За те два дня, которые поезд шел до Исмаилии, добровольцы покидали вагон только дважды, и то лишь для того, чтобы справить естественные потребности. Во время поездки выдавали сухари, лепешки из плохой муки и чай в жестяных кружках. О сне ни днем, ни ночью нечего было и думать. Одни горланили раскатистые песни, другие отпускали похабные шуточки.

Оглушенный болтовней неугомонных соседей, Омар сидел на своем узелке с пожитками и пытался прогнать мрачные мысли. Он, конечно, не хотел работать на строительстве железной дороги в Исмаилии, а мечтал отправиться собственным путем, но куда он его приведет?

Рано утром, когда на востоке заалела заря, поезд прибыл в Исмаилию. Британские полковники в униформе цвета хаки орали, отдавая команды, но их никто не понимал.
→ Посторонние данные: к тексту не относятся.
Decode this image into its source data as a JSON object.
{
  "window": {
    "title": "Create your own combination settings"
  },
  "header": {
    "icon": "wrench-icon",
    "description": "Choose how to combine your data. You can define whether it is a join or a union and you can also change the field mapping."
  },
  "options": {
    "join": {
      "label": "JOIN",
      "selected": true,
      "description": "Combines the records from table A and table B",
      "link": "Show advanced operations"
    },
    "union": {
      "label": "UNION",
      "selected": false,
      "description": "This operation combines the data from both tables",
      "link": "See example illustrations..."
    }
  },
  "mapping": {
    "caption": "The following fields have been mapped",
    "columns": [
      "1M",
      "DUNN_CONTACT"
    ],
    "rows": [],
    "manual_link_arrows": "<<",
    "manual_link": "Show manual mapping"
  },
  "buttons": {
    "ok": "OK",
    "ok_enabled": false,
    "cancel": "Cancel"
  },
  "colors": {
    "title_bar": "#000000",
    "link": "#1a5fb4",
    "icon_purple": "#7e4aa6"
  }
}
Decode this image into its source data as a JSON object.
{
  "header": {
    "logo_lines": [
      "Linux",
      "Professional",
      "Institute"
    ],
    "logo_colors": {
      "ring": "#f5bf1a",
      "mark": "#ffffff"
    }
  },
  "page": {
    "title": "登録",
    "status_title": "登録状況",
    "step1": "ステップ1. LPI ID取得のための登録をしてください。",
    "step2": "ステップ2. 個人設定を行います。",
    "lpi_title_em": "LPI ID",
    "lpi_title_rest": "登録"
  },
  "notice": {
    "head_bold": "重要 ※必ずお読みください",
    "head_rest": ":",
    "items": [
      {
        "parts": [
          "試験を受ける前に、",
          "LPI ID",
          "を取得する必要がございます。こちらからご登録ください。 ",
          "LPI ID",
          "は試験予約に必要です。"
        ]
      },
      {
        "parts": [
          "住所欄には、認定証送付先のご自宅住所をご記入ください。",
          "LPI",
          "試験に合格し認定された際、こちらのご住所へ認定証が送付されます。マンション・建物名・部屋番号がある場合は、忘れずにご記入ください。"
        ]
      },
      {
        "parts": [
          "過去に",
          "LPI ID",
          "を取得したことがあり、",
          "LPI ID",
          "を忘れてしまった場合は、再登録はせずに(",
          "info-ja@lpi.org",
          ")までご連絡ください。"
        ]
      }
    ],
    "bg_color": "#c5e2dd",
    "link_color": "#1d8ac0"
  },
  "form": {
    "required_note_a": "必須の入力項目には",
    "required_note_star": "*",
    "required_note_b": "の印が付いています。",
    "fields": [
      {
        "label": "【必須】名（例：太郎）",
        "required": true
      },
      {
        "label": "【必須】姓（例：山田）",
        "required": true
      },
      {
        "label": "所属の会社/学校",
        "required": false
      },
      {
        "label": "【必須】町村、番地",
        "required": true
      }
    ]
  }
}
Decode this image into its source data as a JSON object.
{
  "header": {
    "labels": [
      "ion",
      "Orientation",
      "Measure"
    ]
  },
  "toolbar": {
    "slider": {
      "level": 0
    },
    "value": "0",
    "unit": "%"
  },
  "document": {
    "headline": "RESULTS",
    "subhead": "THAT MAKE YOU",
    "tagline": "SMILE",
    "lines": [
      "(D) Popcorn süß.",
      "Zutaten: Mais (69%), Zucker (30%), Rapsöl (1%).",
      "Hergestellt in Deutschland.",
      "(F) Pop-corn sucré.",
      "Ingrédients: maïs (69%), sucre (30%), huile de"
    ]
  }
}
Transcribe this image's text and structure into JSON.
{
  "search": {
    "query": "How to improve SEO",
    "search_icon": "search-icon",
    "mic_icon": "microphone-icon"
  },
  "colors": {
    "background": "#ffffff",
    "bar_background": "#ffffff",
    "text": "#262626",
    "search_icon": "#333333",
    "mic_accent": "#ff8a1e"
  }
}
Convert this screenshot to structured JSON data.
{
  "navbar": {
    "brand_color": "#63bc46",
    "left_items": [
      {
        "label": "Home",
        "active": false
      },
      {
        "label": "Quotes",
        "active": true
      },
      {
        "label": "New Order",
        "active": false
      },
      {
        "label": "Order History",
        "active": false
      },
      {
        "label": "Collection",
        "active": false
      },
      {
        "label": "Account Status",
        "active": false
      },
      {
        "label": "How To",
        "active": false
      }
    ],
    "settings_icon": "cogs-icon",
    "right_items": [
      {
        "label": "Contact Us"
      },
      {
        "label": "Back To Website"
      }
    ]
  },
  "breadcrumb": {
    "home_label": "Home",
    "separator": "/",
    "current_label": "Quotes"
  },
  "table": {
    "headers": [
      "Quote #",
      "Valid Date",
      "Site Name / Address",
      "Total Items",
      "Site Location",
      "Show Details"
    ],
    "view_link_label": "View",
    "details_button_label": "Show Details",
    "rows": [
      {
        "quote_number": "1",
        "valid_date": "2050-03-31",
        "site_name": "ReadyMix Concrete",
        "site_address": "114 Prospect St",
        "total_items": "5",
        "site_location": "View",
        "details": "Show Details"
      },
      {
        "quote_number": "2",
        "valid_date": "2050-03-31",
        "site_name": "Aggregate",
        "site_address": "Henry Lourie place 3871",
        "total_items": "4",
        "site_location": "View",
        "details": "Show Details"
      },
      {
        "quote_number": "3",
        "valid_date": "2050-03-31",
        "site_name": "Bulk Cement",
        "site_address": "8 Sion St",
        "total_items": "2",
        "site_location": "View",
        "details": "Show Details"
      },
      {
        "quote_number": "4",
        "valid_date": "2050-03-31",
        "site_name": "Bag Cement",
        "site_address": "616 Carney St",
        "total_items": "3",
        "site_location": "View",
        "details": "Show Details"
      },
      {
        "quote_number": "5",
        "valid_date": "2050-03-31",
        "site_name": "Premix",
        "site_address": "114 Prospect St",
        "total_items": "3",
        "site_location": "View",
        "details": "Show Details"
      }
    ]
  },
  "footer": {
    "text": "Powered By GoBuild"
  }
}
И только с помощью жестов им кое-как удалось выстроить три сотни добровольцев в шеренги.

По узким переулкам города с наполовину разрушенными низкими домами гулял порывистый ветер. Перед домами стояли тазы с тлеющими углями, высились горы мусора, стояла нестерпимая вонь. Мимо испуганно пробегали женщины в черных паранджах с привязанными за спиной маленькими детьми и исчезали за низкими дверьми. Другие жители выходили из домов и посмеивались над добровольцами, встречая их непристойными жестами. Мальчики вприпрыжку бежали рядом с колонной, пытаясь маршировать в ногу с добровольцами. Бездомные псы громко лаяли, куры в панике разлетались в разные стороны. Так мужчины добрались до большого палаточного лагеря, разбитого на окраине города.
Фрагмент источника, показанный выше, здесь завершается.